(прильнул щекой к рюмке) тебя мне одну… (Опрокинул в рот рюмку, встал, вытащил из кармана брюк бутылку коньяка. Обращается к Рожкову.) Цени! За наше знакомство, общие успехи и… (обращается к Кате) за возвращение доблестного мужа.
Р о ж к о в (резко). Пить не буду!
К а т я. Он не будет, ему нельзя. Он до рассвета уезжает на аэродром.
С е н и н. Какой там тарадром? Не прикрывай рюмку. Первый раз встречаю фронтовика, чтоб отказывался… Давай, герой!
Р о ж к о в (поморщившись). Герой… Будет вам болтать!
С е н и н. Не прибедняйся. «У нас героем становится любой… Мы будем петь и смеяться, как дети»… Валерий Петрович, я правильно высказываюсь?
Л е в к и н. Это же песня, из нее слов не выкинешь.
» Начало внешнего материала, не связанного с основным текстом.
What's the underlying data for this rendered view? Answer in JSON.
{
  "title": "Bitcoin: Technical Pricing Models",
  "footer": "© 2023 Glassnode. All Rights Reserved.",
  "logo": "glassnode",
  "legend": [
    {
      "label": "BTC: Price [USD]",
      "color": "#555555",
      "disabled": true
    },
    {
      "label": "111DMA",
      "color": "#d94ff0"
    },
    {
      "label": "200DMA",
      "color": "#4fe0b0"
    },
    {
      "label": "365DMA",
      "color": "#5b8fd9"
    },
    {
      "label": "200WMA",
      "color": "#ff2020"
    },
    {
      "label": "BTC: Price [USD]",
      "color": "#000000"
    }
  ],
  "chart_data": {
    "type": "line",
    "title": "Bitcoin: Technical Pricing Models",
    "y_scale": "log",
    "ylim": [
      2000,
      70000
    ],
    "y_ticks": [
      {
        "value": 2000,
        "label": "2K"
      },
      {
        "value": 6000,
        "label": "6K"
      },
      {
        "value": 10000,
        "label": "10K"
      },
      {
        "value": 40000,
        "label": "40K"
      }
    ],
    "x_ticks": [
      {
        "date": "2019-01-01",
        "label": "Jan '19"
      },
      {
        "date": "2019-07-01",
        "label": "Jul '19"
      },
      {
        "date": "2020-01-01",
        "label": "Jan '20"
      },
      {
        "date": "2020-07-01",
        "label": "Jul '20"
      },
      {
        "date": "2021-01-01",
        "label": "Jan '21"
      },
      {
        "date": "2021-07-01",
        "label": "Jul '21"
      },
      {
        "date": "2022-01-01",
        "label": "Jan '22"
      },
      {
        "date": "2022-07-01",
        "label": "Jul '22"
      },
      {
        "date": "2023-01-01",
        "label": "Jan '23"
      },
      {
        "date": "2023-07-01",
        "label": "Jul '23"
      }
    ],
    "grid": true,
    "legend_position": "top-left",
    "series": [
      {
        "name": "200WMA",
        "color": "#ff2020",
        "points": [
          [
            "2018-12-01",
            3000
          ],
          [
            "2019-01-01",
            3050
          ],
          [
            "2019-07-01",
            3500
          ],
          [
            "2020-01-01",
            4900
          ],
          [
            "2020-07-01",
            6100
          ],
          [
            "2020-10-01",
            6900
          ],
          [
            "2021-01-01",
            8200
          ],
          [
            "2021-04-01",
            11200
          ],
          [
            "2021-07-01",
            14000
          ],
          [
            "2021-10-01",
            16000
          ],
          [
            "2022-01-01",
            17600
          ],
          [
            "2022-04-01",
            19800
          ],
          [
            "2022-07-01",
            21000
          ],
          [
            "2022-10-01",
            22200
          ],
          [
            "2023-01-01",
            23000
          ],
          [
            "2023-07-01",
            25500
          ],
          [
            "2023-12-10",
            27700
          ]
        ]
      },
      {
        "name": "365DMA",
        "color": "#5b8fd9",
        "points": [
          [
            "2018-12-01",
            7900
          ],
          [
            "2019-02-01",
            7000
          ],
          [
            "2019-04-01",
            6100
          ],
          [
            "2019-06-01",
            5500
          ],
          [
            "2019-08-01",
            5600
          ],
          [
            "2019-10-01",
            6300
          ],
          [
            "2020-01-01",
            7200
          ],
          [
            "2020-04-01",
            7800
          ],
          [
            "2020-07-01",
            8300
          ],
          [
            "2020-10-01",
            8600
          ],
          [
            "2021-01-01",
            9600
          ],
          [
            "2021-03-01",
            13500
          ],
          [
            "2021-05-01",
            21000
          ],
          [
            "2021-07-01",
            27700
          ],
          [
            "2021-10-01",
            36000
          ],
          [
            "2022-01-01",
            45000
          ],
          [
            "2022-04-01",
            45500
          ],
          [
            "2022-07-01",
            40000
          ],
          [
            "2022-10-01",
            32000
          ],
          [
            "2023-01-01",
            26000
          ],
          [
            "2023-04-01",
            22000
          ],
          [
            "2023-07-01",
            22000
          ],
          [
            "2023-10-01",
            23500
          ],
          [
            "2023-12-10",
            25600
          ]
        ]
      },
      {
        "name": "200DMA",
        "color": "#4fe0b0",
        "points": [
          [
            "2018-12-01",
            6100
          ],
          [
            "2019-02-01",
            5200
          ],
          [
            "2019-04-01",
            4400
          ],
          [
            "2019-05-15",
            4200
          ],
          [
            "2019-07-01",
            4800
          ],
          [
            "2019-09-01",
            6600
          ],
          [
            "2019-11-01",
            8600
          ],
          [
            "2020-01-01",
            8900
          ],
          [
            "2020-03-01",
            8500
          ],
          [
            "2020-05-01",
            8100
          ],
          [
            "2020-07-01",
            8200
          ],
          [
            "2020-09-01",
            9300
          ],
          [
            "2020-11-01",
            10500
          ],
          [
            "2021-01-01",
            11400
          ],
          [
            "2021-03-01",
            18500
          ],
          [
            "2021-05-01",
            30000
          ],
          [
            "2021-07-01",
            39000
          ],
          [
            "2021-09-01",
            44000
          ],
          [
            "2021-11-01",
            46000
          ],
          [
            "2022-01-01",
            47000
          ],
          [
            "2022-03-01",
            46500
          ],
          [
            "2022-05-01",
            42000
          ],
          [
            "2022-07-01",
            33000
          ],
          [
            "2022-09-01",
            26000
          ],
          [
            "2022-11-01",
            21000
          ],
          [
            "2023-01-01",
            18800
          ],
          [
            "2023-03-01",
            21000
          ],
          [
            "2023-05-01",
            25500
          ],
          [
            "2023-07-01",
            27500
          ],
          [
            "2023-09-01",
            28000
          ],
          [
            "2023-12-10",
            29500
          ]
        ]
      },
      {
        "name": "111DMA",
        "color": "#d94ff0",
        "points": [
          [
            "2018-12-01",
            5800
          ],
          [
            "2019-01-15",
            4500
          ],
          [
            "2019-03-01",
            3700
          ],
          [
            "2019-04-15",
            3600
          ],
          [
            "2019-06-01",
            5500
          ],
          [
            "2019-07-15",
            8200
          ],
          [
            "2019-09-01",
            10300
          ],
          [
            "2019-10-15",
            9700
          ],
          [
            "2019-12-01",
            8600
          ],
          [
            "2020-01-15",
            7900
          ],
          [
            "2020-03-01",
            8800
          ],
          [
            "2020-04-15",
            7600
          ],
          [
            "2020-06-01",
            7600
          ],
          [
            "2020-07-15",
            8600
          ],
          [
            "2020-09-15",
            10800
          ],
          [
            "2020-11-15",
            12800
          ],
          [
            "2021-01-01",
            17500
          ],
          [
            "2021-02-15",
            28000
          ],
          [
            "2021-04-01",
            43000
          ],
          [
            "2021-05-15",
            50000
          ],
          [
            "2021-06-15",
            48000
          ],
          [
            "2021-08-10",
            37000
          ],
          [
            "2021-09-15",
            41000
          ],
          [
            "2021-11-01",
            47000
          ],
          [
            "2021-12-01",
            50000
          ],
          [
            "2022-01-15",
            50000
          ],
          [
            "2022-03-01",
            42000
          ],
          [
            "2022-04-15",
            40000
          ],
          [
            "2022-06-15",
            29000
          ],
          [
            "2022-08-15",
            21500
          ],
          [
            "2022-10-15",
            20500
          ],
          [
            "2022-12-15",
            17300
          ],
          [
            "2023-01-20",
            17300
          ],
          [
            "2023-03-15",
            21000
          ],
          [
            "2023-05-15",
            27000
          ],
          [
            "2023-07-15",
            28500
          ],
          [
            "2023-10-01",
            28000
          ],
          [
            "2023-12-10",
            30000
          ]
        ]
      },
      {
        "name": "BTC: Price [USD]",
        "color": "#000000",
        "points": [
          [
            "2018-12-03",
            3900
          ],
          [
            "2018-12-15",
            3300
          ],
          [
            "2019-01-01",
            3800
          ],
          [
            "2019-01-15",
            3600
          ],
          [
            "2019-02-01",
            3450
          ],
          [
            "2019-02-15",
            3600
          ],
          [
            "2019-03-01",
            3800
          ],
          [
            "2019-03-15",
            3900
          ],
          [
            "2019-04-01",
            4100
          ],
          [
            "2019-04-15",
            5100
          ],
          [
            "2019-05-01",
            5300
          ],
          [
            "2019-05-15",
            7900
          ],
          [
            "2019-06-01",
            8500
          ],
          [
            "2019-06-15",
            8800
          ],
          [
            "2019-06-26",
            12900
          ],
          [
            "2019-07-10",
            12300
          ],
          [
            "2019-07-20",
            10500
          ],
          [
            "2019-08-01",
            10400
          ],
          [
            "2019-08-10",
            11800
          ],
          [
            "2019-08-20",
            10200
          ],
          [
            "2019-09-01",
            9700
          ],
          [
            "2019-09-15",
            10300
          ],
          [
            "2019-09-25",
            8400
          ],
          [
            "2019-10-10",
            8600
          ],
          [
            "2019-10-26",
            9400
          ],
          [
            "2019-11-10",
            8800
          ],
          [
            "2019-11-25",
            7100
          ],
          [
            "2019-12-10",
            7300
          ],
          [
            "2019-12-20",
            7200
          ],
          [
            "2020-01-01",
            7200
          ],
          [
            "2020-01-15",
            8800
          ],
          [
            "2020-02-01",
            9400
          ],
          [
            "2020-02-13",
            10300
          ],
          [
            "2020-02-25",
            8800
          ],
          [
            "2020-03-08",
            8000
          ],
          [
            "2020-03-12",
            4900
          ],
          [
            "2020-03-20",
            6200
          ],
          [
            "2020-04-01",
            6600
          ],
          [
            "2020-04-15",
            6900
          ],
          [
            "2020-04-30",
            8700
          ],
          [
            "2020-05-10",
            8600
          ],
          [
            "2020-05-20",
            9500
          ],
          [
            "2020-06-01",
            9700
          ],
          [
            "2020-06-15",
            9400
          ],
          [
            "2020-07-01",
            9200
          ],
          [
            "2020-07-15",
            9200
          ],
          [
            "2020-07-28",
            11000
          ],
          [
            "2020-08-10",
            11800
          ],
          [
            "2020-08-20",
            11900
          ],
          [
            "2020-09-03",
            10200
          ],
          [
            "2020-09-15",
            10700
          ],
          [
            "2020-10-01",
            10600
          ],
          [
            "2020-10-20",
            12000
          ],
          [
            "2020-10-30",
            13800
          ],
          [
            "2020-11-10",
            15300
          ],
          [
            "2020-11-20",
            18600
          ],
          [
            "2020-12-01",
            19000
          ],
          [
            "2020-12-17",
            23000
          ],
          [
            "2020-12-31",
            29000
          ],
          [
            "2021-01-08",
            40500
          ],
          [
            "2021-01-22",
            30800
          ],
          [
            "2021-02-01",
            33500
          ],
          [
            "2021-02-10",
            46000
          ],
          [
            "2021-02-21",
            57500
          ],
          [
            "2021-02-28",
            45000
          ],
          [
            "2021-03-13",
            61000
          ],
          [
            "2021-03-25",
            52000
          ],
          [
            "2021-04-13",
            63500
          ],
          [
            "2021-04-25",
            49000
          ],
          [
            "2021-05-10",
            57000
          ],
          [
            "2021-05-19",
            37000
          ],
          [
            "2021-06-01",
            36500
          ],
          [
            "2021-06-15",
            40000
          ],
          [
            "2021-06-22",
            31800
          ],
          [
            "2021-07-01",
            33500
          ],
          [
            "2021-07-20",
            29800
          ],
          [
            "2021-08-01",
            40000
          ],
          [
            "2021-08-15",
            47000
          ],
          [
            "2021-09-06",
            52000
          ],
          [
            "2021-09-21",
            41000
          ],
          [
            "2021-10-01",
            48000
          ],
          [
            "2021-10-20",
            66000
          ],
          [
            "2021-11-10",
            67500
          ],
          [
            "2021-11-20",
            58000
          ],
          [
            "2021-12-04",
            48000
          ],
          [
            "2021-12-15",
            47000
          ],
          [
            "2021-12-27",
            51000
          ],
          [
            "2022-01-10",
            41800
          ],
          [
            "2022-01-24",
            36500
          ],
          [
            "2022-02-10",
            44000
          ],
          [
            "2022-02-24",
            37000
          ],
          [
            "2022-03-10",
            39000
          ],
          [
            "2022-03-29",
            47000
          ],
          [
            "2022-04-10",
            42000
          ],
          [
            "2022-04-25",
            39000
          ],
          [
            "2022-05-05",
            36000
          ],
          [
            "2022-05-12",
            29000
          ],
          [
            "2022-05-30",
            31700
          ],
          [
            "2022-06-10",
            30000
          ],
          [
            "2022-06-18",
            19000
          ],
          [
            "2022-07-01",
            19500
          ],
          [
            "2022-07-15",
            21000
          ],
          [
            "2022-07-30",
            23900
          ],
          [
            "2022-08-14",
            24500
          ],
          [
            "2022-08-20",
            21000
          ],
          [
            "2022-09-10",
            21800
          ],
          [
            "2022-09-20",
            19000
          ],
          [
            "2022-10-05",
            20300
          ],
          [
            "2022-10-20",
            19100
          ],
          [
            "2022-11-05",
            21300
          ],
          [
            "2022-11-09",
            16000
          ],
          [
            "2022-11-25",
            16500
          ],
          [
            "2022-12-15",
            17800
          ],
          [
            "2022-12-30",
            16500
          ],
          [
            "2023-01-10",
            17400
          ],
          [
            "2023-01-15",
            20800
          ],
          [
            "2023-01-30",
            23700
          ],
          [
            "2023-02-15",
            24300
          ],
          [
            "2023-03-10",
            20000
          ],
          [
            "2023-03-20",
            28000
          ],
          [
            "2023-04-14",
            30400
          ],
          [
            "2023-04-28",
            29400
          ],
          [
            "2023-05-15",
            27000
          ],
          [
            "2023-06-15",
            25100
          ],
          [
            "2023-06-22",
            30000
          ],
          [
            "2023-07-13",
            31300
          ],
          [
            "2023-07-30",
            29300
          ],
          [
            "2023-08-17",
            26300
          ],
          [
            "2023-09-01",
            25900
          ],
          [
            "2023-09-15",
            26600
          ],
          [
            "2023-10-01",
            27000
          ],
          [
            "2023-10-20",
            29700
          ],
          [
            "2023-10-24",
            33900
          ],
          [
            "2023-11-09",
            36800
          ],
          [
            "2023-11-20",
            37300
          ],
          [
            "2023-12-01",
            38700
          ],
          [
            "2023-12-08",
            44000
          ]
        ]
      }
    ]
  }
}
С е н и н. Именно! Не возражай, пей!
С о к а л ь с к и й (примирительно). Не будем торопиться. Я тоже заветный стишок припомнил: «Спящий в гробе мирно спи, жизнью пользуйся живущий!» Вот она, простая мудрость, Дмитрий.
Р о ж к о в (резко встал). Пользуйтесь! Без меня.
С о к а л ь с к и й (в наступившем замешательстве). Дмитрий, гостей не обижай.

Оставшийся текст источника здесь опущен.